I did not consciously think of Nessa when I was doing Mrs Ramsay. In fact she and my mother seemed 
to me very different people. But no doubt something of Nessa leaked in. After all, my mother died when I was 
13, so that the idea must have been developed somehow. But the whole process of writing remains to me a 
complete mystery; the only thing I realise is that at last, for some reason, I am beginning to write easily, which 
may be a sign of decay, of course. I turn to your essays to find out; of course, some one has stolen them, some 
black-hearted devil. I was just saying to myself now I will read Roger through properly, and you're nowhere to 
be found. A starved young man—but I forget who—begged it of me one day—thats all I remember. So you must 
come back, and let us have an argument in person.

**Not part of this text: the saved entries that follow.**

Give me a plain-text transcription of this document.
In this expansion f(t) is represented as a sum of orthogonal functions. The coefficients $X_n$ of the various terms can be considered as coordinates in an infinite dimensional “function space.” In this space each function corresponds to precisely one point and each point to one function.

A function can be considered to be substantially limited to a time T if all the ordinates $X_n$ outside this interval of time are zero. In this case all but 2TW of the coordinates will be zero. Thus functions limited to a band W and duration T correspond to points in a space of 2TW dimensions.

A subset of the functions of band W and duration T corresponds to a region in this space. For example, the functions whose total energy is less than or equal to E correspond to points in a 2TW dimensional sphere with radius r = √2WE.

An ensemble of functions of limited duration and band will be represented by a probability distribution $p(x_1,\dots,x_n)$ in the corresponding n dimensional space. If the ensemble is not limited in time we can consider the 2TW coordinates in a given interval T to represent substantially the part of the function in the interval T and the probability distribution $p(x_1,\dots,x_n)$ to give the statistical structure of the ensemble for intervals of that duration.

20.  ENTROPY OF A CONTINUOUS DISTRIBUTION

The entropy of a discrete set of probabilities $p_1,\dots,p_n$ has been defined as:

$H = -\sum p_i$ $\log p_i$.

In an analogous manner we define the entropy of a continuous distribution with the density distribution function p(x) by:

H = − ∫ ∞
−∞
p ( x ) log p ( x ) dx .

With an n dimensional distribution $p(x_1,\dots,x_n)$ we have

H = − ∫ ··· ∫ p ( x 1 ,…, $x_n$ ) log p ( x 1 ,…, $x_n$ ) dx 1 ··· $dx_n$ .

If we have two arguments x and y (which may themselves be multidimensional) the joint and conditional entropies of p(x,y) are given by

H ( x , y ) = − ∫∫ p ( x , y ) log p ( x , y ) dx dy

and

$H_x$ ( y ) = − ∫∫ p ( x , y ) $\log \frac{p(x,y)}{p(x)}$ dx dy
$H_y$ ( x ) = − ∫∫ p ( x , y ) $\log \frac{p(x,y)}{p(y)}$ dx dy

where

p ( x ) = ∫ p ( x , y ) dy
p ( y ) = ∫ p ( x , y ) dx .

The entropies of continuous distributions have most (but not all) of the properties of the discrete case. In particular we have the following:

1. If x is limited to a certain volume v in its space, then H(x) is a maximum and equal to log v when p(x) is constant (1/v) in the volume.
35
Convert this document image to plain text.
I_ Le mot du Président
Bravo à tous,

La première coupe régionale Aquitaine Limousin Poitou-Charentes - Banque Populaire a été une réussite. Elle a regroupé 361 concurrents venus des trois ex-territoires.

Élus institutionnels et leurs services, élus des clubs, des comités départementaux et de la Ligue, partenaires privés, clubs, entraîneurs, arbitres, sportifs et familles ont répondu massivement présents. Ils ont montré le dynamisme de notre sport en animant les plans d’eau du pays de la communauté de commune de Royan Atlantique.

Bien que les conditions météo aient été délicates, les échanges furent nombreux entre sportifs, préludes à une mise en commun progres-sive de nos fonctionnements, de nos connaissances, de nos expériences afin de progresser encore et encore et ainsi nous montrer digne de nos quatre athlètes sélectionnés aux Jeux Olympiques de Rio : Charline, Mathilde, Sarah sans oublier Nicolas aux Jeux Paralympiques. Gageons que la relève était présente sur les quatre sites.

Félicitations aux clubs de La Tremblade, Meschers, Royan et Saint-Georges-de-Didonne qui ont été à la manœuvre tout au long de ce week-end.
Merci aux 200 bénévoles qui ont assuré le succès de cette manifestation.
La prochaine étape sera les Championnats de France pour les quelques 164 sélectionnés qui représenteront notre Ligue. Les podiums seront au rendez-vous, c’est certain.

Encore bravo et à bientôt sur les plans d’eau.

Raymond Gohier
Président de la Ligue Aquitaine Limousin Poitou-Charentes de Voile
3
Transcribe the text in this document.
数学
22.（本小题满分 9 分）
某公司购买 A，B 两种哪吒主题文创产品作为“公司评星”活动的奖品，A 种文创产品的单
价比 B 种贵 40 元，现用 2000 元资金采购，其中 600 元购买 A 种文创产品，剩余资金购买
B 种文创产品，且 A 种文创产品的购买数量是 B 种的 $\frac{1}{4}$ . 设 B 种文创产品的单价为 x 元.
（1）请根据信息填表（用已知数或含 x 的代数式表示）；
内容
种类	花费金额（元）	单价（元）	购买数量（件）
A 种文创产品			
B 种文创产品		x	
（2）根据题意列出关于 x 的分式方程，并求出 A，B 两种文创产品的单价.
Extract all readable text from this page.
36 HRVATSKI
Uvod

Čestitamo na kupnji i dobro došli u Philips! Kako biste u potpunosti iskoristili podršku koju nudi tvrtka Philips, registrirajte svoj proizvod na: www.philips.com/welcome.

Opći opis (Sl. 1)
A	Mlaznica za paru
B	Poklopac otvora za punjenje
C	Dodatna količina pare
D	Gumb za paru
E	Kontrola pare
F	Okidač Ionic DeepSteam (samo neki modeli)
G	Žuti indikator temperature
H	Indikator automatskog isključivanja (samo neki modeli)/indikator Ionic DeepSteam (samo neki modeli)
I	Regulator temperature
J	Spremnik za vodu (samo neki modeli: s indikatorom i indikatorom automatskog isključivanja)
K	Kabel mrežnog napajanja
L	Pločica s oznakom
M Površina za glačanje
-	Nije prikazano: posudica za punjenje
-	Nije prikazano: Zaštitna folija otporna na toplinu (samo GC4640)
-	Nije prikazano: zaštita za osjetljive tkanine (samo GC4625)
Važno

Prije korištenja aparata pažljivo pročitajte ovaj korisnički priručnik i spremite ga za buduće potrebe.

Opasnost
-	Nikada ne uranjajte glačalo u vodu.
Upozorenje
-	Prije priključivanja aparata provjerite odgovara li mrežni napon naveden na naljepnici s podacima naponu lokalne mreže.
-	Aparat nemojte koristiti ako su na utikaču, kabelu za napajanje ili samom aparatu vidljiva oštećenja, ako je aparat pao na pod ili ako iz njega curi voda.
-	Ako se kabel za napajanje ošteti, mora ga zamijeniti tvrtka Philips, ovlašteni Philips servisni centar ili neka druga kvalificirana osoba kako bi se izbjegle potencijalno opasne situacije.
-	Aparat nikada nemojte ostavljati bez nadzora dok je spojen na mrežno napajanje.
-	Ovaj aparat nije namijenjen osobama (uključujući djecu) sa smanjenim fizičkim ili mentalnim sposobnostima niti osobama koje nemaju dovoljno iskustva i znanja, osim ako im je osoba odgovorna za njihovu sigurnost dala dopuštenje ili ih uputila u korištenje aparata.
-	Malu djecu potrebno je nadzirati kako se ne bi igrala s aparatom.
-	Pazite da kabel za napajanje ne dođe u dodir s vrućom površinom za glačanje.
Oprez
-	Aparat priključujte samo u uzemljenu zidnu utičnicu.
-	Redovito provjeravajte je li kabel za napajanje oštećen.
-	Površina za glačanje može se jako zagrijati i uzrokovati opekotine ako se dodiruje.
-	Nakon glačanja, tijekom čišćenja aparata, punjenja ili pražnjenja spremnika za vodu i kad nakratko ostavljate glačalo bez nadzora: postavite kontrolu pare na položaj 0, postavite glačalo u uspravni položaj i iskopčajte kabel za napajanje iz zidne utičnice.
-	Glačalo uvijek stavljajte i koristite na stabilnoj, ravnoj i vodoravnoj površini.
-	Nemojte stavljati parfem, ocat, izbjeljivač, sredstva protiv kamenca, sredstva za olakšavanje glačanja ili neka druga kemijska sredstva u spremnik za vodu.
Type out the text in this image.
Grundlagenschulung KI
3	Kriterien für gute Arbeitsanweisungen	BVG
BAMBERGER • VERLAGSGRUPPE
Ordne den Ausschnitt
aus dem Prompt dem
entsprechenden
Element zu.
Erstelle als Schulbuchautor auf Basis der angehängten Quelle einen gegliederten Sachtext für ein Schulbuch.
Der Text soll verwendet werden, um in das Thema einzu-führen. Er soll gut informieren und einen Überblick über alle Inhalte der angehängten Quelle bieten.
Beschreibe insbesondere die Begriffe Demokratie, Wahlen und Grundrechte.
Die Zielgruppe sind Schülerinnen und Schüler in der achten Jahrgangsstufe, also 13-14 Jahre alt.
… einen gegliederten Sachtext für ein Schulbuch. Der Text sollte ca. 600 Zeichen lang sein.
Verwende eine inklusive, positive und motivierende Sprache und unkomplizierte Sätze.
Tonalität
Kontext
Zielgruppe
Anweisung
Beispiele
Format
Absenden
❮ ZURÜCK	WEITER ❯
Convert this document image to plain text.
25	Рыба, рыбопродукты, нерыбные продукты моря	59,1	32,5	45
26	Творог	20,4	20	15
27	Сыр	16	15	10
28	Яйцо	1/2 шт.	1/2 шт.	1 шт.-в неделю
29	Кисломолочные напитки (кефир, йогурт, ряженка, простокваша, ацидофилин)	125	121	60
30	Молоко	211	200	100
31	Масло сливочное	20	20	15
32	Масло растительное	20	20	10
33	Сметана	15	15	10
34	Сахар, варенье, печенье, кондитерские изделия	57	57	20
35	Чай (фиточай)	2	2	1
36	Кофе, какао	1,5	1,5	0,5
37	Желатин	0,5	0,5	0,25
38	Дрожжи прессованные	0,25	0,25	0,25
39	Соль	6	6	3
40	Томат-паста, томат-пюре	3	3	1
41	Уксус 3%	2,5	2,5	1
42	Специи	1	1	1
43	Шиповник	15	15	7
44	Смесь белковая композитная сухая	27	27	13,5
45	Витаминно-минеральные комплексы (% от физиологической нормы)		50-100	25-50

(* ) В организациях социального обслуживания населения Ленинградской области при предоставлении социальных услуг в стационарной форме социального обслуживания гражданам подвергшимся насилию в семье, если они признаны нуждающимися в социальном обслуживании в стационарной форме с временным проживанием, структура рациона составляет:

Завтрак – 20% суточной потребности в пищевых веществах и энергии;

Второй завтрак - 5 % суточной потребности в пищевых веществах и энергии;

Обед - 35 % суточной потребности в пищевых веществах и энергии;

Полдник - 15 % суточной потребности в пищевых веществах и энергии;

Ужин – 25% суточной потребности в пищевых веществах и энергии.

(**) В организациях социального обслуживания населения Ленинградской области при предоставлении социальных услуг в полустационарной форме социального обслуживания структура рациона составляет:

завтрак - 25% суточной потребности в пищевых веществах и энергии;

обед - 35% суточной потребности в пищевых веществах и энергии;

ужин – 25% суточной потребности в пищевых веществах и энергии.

London is rather a grind—nice people and nasty people stuck together in bunches, so that one cant get 
at them separately but has to bolt them whole. I get a little bothered by the idiocy of most human intercourse,—
think I shall retire to Rome. But then there too one would be hooked in to the quarrels and loves of the detestable 
English. Clive is specially rampant at the moment, rolling in the pigsty after his three months abstinence, 
and rather a repulsive sight. Its an amazing recantation of all he said 3 months ago, but he's so outspoken and 
innocent in his queer way one can't object. Love is the only God, he says, and art and fame an illusion, which 
means, I suppose, that he intends to dine out at the Ivy with Mary every night of his life and never write a word. 
One sees the top of his bald head disappearing into the waves. I don't think Nessa will be able to fish him out this 

I've been lecturing at Oxford, and ran into a wave of Fry worship that was positively oppressive. The 
only intelligent young man came up and introduced himself as your friend—had met you in France—his name, 
I think, was Martin. Anyhow he sang a rhapsody about you, which I could not stop. Really Roger, if you go on 
like this they'll be making a Christ of you within a century. You're becoming a legend to the young. Of course 
its the only sort of fame worth having—I see that: but I'm a little alarmed at the size and luminosity of your halo. 
Then the girls rhapsodised about Margery—said Somerville was a different place: plants grow, love grows, 
learning grows—all due to Margery. Its time I set about the Fry memoir which I have it in my mind (as you 
Quakers say) to do before I die. Theres not much gossip: Lytton is out of love: Tom Eliot has buried a father in 
law at Bexhill: Dick and John Strachey are not drowned, but should have been. Marjorie's book is a pretty dismal 
affair: Bloomsbury shown up against the radiance of Jos's [Wedgwood] private parts—thats the plan of it—and 
how anyone can be such a fool as to think the mind dull compared with the body, Lord knows. I'm sure I live 
more gallons to the minute walking once round the square than all the stockbrokers in London caught in the act 
of copulation. As for you—but I've flattered you enough—and it isn't flattery: its sober truth, which makes it 
worse. Love to Helen.


Please tell Helen I had to stay at home and polish off the poem of a poet whose mother wished to see his work 
printed before she died. But not by us.